In the brain, nerve cells exchange information relevant for sensory perception, movement control, and higher brain functions at highly specific contact sites, the synapses. During sensory perception and sensorimotor integration, complex networks of neurons are activated by the incoming sensory information, interact with each other at multiple layers of synapses, and eventually initiate motor action. However, the action of specific neurons in these circuits is only incompletely understood. In this project co-funded by the Swiss National Science Foundation, two-photon (2P) fluorescence excitation microscopes will be acquired, and further optimized for use in the Brain Mind Institute of the École Polytechnique Fédérale in Lausanne.
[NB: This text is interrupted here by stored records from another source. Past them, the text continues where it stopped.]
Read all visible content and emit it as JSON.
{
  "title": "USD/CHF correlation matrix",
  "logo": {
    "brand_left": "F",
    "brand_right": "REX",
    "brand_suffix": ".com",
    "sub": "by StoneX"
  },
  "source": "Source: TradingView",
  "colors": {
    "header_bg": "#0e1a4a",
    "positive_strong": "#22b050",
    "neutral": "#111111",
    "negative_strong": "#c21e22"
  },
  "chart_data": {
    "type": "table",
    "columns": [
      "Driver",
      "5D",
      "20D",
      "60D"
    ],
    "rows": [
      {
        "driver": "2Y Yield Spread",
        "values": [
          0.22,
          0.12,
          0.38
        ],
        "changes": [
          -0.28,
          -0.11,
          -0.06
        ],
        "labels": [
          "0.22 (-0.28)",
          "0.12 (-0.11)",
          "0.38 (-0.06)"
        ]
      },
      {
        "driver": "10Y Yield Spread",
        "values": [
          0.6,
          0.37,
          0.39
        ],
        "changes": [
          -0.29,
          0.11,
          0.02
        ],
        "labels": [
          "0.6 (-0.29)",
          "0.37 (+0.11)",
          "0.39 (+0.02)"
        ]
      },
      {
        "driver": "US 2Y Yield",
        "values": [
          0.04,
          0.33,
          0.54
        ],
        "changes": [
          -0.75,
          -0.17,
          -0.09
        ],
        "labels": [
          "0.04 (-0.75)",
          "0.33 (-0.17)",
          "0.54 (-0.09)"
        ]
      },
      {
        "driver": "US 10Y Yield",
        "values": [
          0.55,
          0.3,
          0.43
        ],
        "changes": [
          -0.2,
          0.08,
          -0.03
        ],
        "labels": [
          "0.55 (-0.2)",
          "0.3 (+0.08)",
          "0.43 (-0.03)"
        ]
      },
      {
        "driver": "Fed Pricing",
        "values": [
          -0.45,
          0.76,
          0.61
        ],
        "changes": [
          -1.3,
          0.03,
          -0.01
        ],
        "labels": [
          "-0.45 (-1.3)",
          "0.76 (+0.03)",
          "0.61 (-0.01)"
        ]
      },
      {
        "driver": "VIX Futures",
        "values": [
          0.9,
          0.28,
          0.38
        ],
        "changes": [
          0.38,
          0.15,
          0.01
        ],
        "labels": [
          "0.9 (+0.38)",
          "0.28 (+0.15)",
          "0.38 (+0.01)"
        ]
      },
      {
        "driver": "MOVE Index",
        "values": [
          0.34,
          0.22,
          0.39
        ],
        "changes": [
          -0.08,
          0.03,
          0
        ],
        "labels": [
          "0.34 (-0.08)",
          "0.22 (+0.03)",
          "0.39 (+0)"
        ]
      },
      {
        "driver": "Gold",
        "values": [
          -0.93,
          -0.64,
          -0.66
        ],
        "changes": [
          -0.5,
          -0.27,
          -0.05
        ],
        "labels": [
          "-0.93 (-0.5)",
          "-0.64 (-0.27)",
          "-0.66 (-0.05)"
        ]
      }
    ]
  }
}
In a first project, the signalling pathways that are active during the growth of nerve terminals and during activity-dependent plasticity will be imaged. Nerve terminals of the axon of a sending neuron connect with the cell body or the dendrite of a receiving neuron, and establish synapses. However, our knowledge of the signalling pathways which specify the size and therefore the signalling strength of a nerve terminal is limited. Here, proteins of a candidate signalling pathway will be labelled with a donor and an acceptor fluorophore based on green fluorescent protein (GFP) variants, and genetically engineered into nerve terminals. Fluorescence resonance energy transfer between the pair of the donor and acceptor flourophores will then be imaged in a 2P-fluorescence lifetime imaging approach. This will allow us to visualize the activation of specific signalling pathways during the growth of nerve terminals, and during activity-dependent plasticity. The focus of these studies will be on the so-called Rho-GTPases, which are known to signal to the cytoskeleton and regulate cell shape changes in cells. Specifically, we will investigate whether Rho-GTPases are activated during presynaptic plasticity and downstream of extracellular signals that act on the growing nerve terminal.
In a second project, neuronal activity in the cortical and subcortical areas of living mice performing tasks of sensory-motor integration will be imaged in a 2P-microscope. The activity of nerve cells will be read-out in the form of Ca2+ signals, detected by Ca2+ sensing proteins genetically engineered into specific nerve cell populations. In order to maximize the observation depth into the light-scattering brain tissue, the 2P excitation and the detection of fluorescence emission will be optimized. Together, this new equipment acquired with the help of the Swiss National Science Foundation is expected to significantly enhance our knowledge about signalling pathways activated during synaptic plasticity and nerve terminal growth, and about the role of specific nerve cell populations during sensory processing and motor integration in the living mouse brain.